Blockbuster Friday: Sanofi/Regeneron wins first US approval of PCSK9 cholesterol med
- Call it Blockbuster Friday: The FDA has approved Sanofi/Regeneron's expected hit PCSK9 inhibitor cholesterol drug Praluent, making it the first drug of its class to win regulatory approval in the U.S.
- But that's not all. The agency issued several major product approvals on Friday, including AbbVie's Technivie, which targets the rarest genotype of hepatitis C (genotype 4); Bristol-Myers Squibb's Daklinza in combination therapy with Gilead's Sovaldi for HCV genotype 3; and Novartis' Odomzo for basal cell carcinoma (skin cancer).
- The Praluent approval is for adults with heterozygous familial hypercholesterolemia (HeFH). It is also indicated for high-risk CVD patients (such as heart attack or stroke patients) who don't achieve enough cholesterol reduction benefit from statin therapy alone. UPDATE: Sanofi/Regeneron also announced that they would be pricing Praluent at $40 per day, or $1,120 every 28 days. That works out to $14,600 per year (assuming 365 days per year of treatment) and is certain to give payers some heartburn.
Earlier this week, Amgen won some bragging rights as it became the first company in the world to have a PCSK9 drug (Repatha) approved after the European Commission gave it the green light. But Sanofi/Regeneron have arguably pulled off a more significant victory by becoming the first in this widely expected blockbuster class to gain entry into the US market.
"The FDA strongly supports continued work to provide new and innovative options for the treatment and prevention of cardiovascular disease," said Dr. John Jenkins, director of the Office of New Drugs at the CDER, in a statement.

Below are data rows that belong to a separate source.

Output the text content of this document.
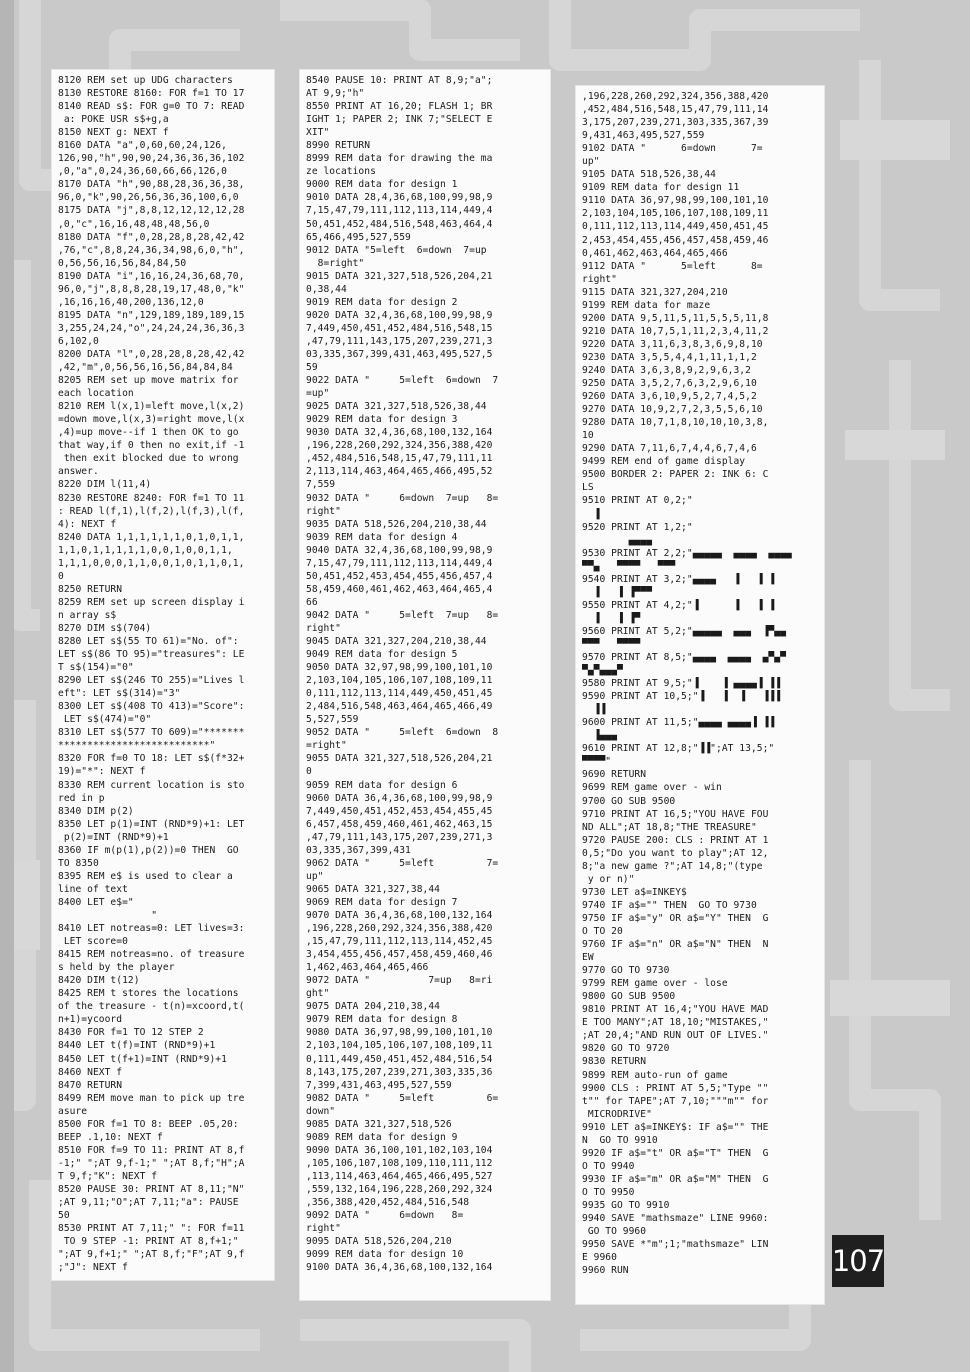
8120 REM set up UDG characters
8130 RESTORE 8160: FOR f=1 TO 17
8140 READ s$: FOR g=0 TO 7: READ
a: POKE USR s$+g,a
8150 NEXT g: NEXT f
8160 DATA "a",0,60,60,24,126,
126,90,"h",90,90,24,36,36,36,102
,0,"a",0,24,36,60,66,66,126,0
8170 DATA "h",90,88,28,36,36,38,
96,0,"k",90,26,56,36,36,100,6,0
8175 DATA "j",8,8,12,12,12,12,28
,0,"c",16,16,48,48,48,56,0
8180 DATA "f",0,28,28,8,28,42,42
,76,"c",8,8,24,36,34,98,6,0,"h",
0,56,56,16,56,84,84,50
8190 DATA "i",16,16,24,36,68,70,
96,0,"j",8,8,8,28,19,17,48,0,"k"
,16,16,16,40,200,136,12,0
8195 DATA "n",129,189,189,189,15
3,255,24,24,"o",24,24,24,36,36,3
6,102,0
8200 DATA "l",0,28,28,8,28,42,42
,42,"m",0,56,56,16,56,84,84,84
8205 REM set up move matrix for
each location
8210 REM l(x,1)=left move,l(x,2)
=down move,l(x,3)=right move,l(x
,4)=up move--if 1 then OK to go
that way,if 0 then no exit,if -1
then exit blocked due to wrong
answer.
8220 DIM l(11,4)
8230 RESTORE 8240: FOR f=1 TO 11
: READ l(f,1),l(f,2),l(f,3),l(f,
4): NEXT f
8240 DATA 1,1,1,1,1,1,0,1,0,1,1,
1,1,0,1,1,1,1,1,0,0,1,0,0,1,1,
1,1,1,0,0,0,1,1,0,0,1,0,1,1,0,1,
0
8250 RETURN
8259 REM set up screen display i
n array s$
8270 DIM s$(704)
8280 LET s$(55 TO 61)="No. of":
LET s$(86 TO 95)="treasures": LE
T s$(154)="0"
8290 LET s$(246 TO 255)="Lives l
eft": LET s$(314)="3"
8300 LET s$(408 TO 413)="Score":
LET s$(474)="0"
8310 LET s$(577 TO 609)="*******
**************************"
8320 FOR f=0 TO 18: LET s$(f*32+
19)="*": NEXT f
8330 REM current location is sto
red in p
8340 DIM p(2)
8350 LET p(1)=INT (RND*9)+1: LET
p(2)=INT (RND*9)+1
8360 IF m(p(1),p(2))=0 THEN  GO
TO 8350
8395 REM e$ is used to clear a
line of text
8400 LET e$="
"
8410 LET notreas=0: LET lives=3:
LET score=0
8415 REM notreas=no. of treasure
s held by the player
8420 DIM t(12)
8425 REM t stores the locations
of the treasure - t(n)=xcoord,t(
n+1)=ycoord
8430 FOR f=1 TO 12 STEP 2
8440 LET t(f)=INT (RND*9)+1
8450 LET t(f+1)=INT (RND*9)+1
8460 NEXT f
8470 RETURN
8499 REM move man to pick up tre
asure
8500 FOR f=1 TO 8: BEEP .05,20:
BEEP .1,10: NEXT f
8510 FOR f=9 TO 11: PRINT AT 8,f
-1;" ";AT 9,f-1;" ";AT 8,f;"H";A
T 9,f;"K": NEXT f
8520 PAUSE 30: PRINT AT 8,11;"N"
;AT 9,11;"O";AT 7,11;"a": PAUSE
50
8530 PRINT AT 7,11;" ": FOR f=11
TO 9 STEP -1: PRINT AT 8,f+1;"
";AT 9,f+1;" ";AT 8,f;"F";AT 9,f
;"J": NEXT f
8540 PAUSE 10: PRINT AT 8,9;"a";
AT 9,9;"h"
8550 PRINT AT 16,20; FLASH 1; BR
IGHT 1; PAPER 2; INK 7;"SELECT E
XIT"
8990 RETURN
8999 REM data for drawing the ma
ze locations
9000 REM data for design 1
9010 DATA 28,4,36,68,100,99,98,9
7,15,47,79,111,112,113,114,449,4
50,451,452,484,516,548,463,464,4
65,466,495,527,559
9012 DATA "5=left  6=down  7=up
8=right"
9015 DATA 321,327,518,526,204,21
0,38,44
9019 REM data for design 2
9020 DATA 32,4,36,68,100,99,98,9
7,449,450,451,452,484,516,548,15
,47,79,111,143,175,207,239,271,3
03,335,367,399,431,463,495,527,5
59
9022 DATA "     5=left  6=down  7
=up"
9025 DATA 321,327,518,526,38,44
9029 REM data for design 3
9030 DATA 32,4,36,68,100,132,164
,196,228,260,292,324,356,388,420
,452,484,516,548,15,47,79,111,11
2,113,114,463,464,465,466,495,52
7,559
9032 DATA "     6=down  7=up   8=
right"
9035 DATA 518,526,204,210,38,44
9039 REM data for design 4
9040 DATA 32,4,36,68,100,99,98,9
7,15,47,79,111,112,113,114,449,4
50,451,452,453,454,455,456,457,4
58,459,460,461,462,463,464,465,4
66
9042 DATA "     5=left  7=up   8=
right"
9045 DATA 321,327,204,210,38,44
9049 REM data for design 5
9050 DATA 32,97,98,99,100,101,10
2,103,104,105,106,107,108,109,11
0,111,112,113,114,449,450,451,45
2,484,516,548,463,464,465,466,49
5,527,559
9052 DATA "     5=left  6=down  8
=right"
9055 DATA 321,327,518,526,204,21
0
9059 REM data for design 6
9060 DATA 36,4,36,68,100,99,98,9
7,449,450,451,452,453,454,455,45
6,457,458,459,460,461,462,463,15
,47,79,111,143,175,207,239,271,3
03,335,367,399,431
9062 DATA "     5=left         7=
up"
9065 DATA 321,327,38,44
9069 REM data for design 7
9070 DATA 36,4,36,68,100,132,164
,196,228,260,292,324,356,388,420
,15,47,79,111,112,113,114,452,45
3,454,455,456,457,458,459,460,46
1,462,463,464,465,466
9072 DATA "          7=up   8=ri
ght"
9075 DATA 204,210,38,44
9079 REM data for design 8
9080 DATA 36,97,98,99,100,101,10
2,103,104,105,106,107,108,109,11
0,111,449,450,451,452,484,516,54
8,143,175,207,239,271,303,335,36
7,399,431,463,495,527,559
9082 DATA "     5=left         6=
down"
9085 DATA 321,327,518,526
9089 REM data for design 9
9090 DATA 36,100,101,102,103,104
,105,106,107,108,109,110,111,112
,113,114,463,464,465,466,495,527
,559,132,164,196,228,260,292,324
,356,388,420,452,484,516,548
9092 DATA "     6=down   8=
right"
9095 DATA 518,526,204,210
9099 REM data for design 10
9100 DATA 36,4,36,68,100,132,164
,196,228,260,292,324,356,388,420
,452,484,516,548,15,47,79,111,14
3,175,207,239,271,303,335,367,39
9,431,463,495,527,559
9102 DATA "      6=down      7=
up"
9105 DATA 518,526,38,44
9109 REM data for design 11
9110 DATA 36,97,98,99,100,101,10
2,103,104,105,106,107,108,109,11
0,111,112,113,114,449,450,451,45
2,453,454,455,456,457,458,459,46
0,461,462,463,464,465,466
9112 DATA "      5=left      8=
right"
9115 DATA 321,327,204,210
9199 REM data for maze
9200 DATA 9,5,11,5,11,5,5,5,11,8
9210 DATA 10,7,5,1,11,2,3,4,11,2
9220 DATA 3,11,6,3,8,3,6,9,8,10
9230 DATA 3,5,5,4,4,1,11,1,1,2
9240 DATA 3,6,3,8,9,2,9,6,3,2
9250 DATA 3,5,2,7,6,3,2,9,6,10
9260 DATA 3,6,10,9,5,2,7,4,5,2
9270 DATA 10,9,2,7,2,3,5,5,6,10
9280 DATA 10,7,1,8,10,10,10,3,8,
10
9290 DATA 7,11,6,7,4,4,6,7,4,6
9499 REM end of game display
9500 BORDER 2: PAPER 2: INK 6: C
LS
9510 PRINT AT 0,2;"
▐
9520 PRINT AT 1,2;"
▄▄▄▄
9530 PRINT AT 2,2;"▄▄▄▄▄  ▄▄▄▄  ▄▄▄▄
▀▀▄   ▀▀▀▀   ▀▀▀
9540 PRINT AT 3,2;"▄▄▄▄   ▐   ▐ ▐
▐   ▐ ▐▀▀▀
9550 PRINT AT 4,2;"▐      ▐   ▐ ▐
▐   ▐ ▐▀
9560 PRINT AT 5,2;"▄▄▄▄▄  ▄▄▄  ▐▀▄▄
▀▀▀   ▀▀▀▀
9570 PRINT AT 8,5;"▄▄▄▄  ▄▄▄▄  ▄▀▄▀
▀▄▀▄▄▄▀
9580 PRINT AT 9,5;"▐    ▐ ▄▄▄▄▐ ▐▐
9590 PRINT AT 10,5;"▐   ▐  ▐   ▐▐▐
▐▐
9600 PRINT AT 11,5;"▄▄▄▄ ▄▄▄▄▐ ▐▐
▐▄▄▄
9610 PRINT AT 12,8;"▐▐";AT 13,5;"
▀▀▀▀"
9690 RETURN
9699 REM game over - win
9700 GO SUB 9500
9710 PRINT AT 16,5;"YOU HAVE FOU
ND ALL";AT 18,8;"THE TREASURE"
9720 PAUSE 200: CLS : PRINT AT 1
0,5;"Do you want to play";AT 12,
8;"a new game ?";AT 14,8;"(type
y or n)"
9730 LET a$=INKEY$
9740 IF a$="" THEN  GO TO 9730
9750 IF a$="y" OR a$="Y" THEN  G
O TO 20
9760 IF a$="n" OR a$="N" THEN  N
EW
9770 GO TO 9730
9799 REM game over - lose
9800 GO SUB 9500
9810 PRINT AT 16,4;"YOU HAVE MAD
E TOO MANY";AT 18,10;"MISTAKES,"
;AT 20,4;"AND RUN OUT OF LIVES."
9820 GO TO 9720
9830 RETURN
9899 REM auto-run of game
9900 CLS : PRINT AT 5,5;"Type ""
t"" for TAPE";AT 7,10;"""m"" for
MICRODRIVE"
9910 LET a$=INKEY$: IF a$="" THE
N  GO TO 9910
9920 IF a$="t" OR a$="T" THEN  G
O TO 9940
9930 IF a$="m" OR a$="M" THEN  G
O TO 9950
9935 GO TO 9910
9940 SAVE "mathsmaze" LINE 9960:
GO TO 9960
9950 SAVE *"m";1;"mathsmaze" LIN
E 9960
9960 RUN	107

Now that it's cleared its most significant regulatory hurdle, Praluent's next major battle will be with payers and providers. One pharmacy benefits manager, Prime Therapeutics, estimates that PCSK9 meds could cost a whopping $23.3 billion per year, with estimated drug costs per patient falling somewhere between $7,000 to $12,000. As it turns out, that was actually drastically underestimating the cost, as Praluent will cost $14,600 per year at $40 per day.
This may be an attractive pricing option for Sanofi/Regeneron and Amgen given the relatively limited reach of these cholesterol drugs in the context of the much wider CVD market. Much of this cost would be borne by the Medicare Part D prescription drug program.
The FDA's other drug approvals today shouldn't be shrugged off, either. But Praluent is sure to be the talk of the town for now. In trials, these LDL-C lowering drugs have been shown to cut bad cholesterol levels by as much as 60% and led to reductions in serious CVD events that lead to hospitalizations.